Tuesday’s outburst was the 17th time in franchise history they scored 21-or-more runs, but Wednesday was just the second time that they failed to score more than two runs in their next game. It also happened July 25, 1999 when they beat the Indians 2-1, one day after they crushed them 21-1.

If there was anything positive that came out of the game, it was probably the debut of pitcher Caleb Cotham. The former fifth-round pick struck out four and walked none in 1 2/3 scoreless innings. The only other Yankee in the last 100 years to not allow a run or a walk and strike out at least four guys in his first career major-league game was Stan Bahnsen in 1966. Bahnsen would go on to win the Rookie of the Year award in 1968.

Tex hot, CC not
For the first time since the first week of July, the Yankees have an official losing streak. They lost again on Thursday night on a game-ending single by Josh Hamilton in the bottom of the ninth inning, their first walk-off loss against the Rangers since Sept. 11, 2010.

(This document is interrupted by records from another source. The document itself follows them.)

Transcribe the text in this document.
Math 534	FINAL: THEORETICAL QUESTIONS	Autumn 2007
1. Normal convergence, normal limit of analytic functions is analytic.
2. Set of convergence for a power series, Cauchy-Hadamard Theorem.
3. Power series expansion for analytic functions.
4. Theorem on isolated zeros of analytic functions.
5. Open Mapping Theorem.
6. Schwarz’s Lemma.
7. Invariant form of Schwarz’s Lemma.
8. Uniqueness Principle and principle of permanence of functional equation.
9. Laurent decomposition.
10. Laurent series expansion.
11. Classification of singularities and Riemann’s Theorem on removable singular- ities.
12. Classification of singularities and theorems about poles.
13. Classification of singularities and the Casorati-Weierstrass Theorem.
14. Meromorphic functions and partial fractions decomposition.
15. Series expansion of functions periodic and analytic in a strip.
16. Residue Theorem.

CC Sabathia’s decline is really hard to watch. He turned in yet another poor outing in this game, one that included three homers over five innings pitched. Two of those longballs were by left-handed batters, the first time he allowed multiple homers to lefties in a single game since Aug. 12, 2011.

Mark Teixeira gave the Yankees an early 2-0 lead with his 25th homer of the season in the first inning, the 10th time in his career he’s reached that milestone. The only other switch hitters in MLB history with 10-or-more seasons of at least 25 home runs are Eddie Murray (12), Chipper Jones (10) and Mickey Mantle (10).

Tex wasn’t finished after that blast, though, giving the Yankees a 6-5 lead with another solo homer in the seventh. This was his 40th career multi-homer game, tied with Jones for the second-most all-time among switch-hitters; the only guy with more is Mantle (46).